Towards a better representation of ocean dynamics through a better knowledge of multi-scale processes
This topic focuses on the description of multi-scale processes and their interactions, with the aim of deriving a better description of ocean dynamics. The interaction of wave processes with ocean dynamics at different scales is a line of research in this topic. As an example, the influence of gravity waves transformation on the dynamics of coastal zones and on beach aquifers are investigated. More generally, the interaction between marine circulation and waves is still poorly represented in models. Hence, wave-induced circulation and the feedback influence of water current on wave propagation (coupling) is a good example of multi-scales interactions that need to be integrated in ocean model used to investigate ocean dynamics in coastal zones.

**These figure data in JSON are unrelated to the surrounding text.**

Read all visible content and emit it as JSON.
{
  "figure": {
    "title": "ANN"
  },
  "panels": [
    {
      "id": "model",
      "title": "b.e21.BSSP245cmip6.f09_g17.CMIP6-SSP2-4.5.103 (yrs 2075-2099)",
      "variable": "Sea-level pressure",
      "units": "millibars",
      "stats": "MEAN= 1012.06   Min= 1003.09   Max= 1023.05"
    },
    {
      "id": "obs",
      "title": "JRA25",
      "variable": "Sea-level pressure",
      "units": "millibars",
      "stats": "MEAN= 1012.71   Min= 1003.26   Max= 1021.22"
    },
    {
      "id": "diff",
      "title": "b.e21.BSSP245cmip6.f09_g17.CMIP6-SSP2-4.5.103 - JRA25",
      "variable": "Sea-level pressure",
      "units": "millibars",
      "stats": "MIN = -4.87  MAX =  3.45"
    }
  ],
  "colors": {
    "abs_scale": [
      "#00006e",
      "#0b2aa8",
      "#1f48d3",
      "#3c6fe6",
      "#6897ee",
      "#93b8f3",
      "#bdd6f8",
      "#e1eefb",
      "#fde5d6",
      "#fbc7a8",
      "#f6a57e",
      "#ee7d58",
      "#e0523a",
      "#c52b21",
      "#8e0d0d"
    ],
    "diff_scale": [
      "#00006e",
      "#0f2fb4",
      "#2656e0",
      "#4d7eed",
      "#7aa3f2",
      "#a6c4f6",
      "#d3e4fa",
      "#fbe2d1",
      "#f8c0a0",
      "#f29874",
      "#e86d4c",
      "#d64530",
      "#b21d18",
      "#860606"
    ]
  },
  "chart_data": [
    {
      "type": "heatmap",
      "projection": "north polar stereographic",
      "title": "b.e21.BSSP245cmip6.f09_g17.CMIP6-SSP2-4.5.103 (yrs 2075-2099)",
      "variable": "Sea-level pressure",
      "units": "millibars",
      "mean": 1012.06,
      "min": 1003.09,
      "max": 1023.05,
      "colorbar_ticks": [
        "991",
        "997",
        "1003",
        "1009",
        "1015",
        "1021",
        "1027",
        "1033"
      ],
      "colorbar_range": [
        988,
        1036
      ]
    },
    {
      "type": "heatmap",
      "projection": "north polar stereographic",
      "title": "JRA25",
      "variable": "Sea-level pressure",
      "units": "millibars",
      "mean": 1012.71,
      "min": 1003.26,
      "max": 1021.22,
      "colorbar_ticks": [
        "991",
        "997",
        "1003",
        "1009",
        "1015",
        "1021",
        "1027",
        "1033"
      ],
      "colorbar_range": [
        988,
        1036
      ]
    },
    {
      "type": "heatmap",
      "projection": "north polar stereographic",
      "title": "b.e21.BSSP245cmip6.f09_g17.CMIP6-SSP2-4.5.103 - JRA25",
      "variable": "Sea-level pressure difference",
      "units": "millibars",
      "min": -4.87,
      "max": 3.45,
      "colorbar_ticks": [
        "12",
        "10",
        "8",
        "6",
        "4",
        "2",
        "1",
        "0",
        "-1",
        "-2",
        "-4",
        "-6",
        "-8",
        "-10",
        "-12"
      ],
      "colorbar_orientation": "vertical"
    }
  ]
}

On one hand, a good knowledge and a realistic representation in circulation models of multi-scale ocean dynamics is required before studying marine ecosystems and/or environmental issues associated with ocean (cf topic 3). On the other hand, the retroaction of biogeochemistry (and especially light absorption by chlorophyll) on heat budgets and ocean dynamics is still poorly quantified and not represented in one-way coupled physical-biogeochemical models though this impact seems far from negligible.

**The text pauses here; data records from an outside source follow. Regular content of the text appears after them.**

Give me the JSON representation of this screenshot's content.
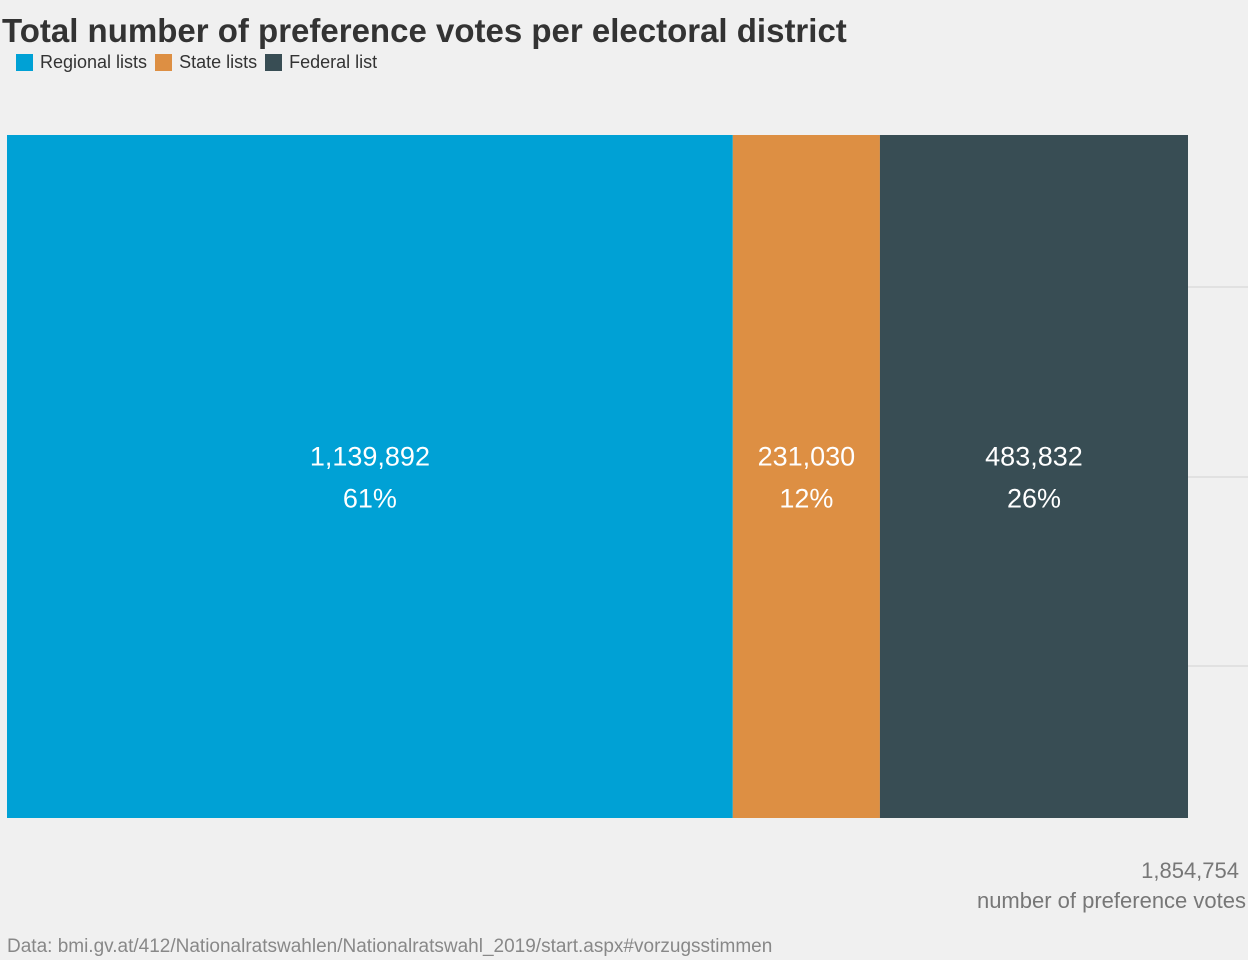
{
  "chart_data": {
    "type": "bar",
    "stacked": true,
    "orientation": "horizontal",
    "title": "Total number of preference votes per electoral district",
    "categories": [
      "Regional lists",
      "State lists",
      "Federal list"
    ],
    "series": [
      {
        "name": "Regional lists",
        "value": 1139892,
        "value_label": "1,139,892",
        "percent_label": "61%",
        "color": "#00a1d5"
      },
      {
        "name": "State lists",
        "value": 231030,
        "value_label": "231,030",
        "percent_label": "12%",
        "color": "#dd8f43"
      },
      {
        "name": "Federal list",
        "value": 483832,
        "value_label": "483,832",
        "percent_label": "26%",
        "color": "#384d54"
      }
    ],
    "total": 1854754,
    "total_label": "1,854,754",
    "xlabel": "number of preference votes",
    "grid": true,
    "legend_position": "top-left",
    "source": "Data: bmi.gv.at/412/Nationalratswahlen/Nationalratswahl_2019/start.aspx#vorzugsstimmen"
  },
  "colors": {
    "background": "#f0f0f0",
    "gridline": "#d2d2d2",
    "bar_text": "#ffffff"
  }
}
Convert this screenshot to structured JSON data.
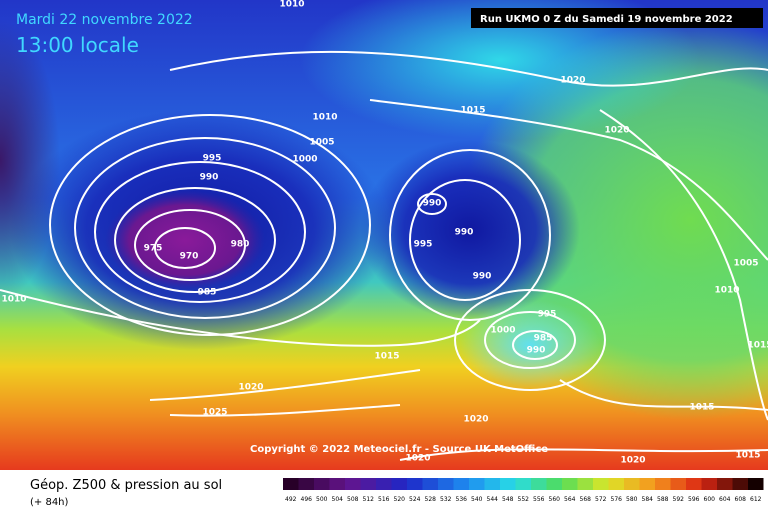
{
  "header": {
    "date": "Mardi 22 novembre 2022",
    "time": "13:00 locale",
    "run": "Run UKMO 0 Z du Samedi 19 novembre 2022"
  },
  "map": {
    "isobar_labels": [
      "1010",
      "1020",
      "1015",
      "1010",
      "1005",
      "1000",
      "995",
      "990",
      "990",
      "990",
      "995",
      "975",
      "980",
      "970",
      "985",
      "990",
      "1020",
      "1005",
      "1010",
      "1010",
      "995",
      "1000",
      "985",
      "990",
      "1015",
      "1020",
      "1025",
      "1020",
      "1015",
      "1015",
      "1020",
      "1020",
      "1015"
    ],
    "copyright": "Copyright © 2022 Meteociel.fr - Source UK MetOffice"
  },
  "legend": {
    "title": "Géop. Z500 & pression au sol",
    "lead": "(+ 84h)",
    "scale": [
      492,
      496,
      500,
      504,
      508,
      512,
      516,
      520,
      524,
      528,
      532,
      536,
      540,
      544,
      548,
      552,
      556,
      560,
      564,
      568,
      572,
      576,
      580,
      584,
      588,
      592,
      596,
      600,
      604,
      608,
      612
    ]
  }
}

In this context, another line of research in this topic aims at studying the impact of ocean dynamics and especially (sub)-mesoscale dynamics on the variability of currents, on coast-offshore exchanges, on energy and mass fluxes, as well as on hydrological and biogeochemical tracers. For this purpose, in situ measurements with specific protocols (lagrangian tracking, ...) are combined with numerical modelling. This combined approach is used not only at basin scale (Mediterranean, Pacific Ocean) or regional scale (North western Mediterranean), but also for the study of specific ecosystems such as lagoon-reefs, with a focus on the influence of terrigenous, cross-reef and coast-offshore fluxes, island plumes or upwelling regions.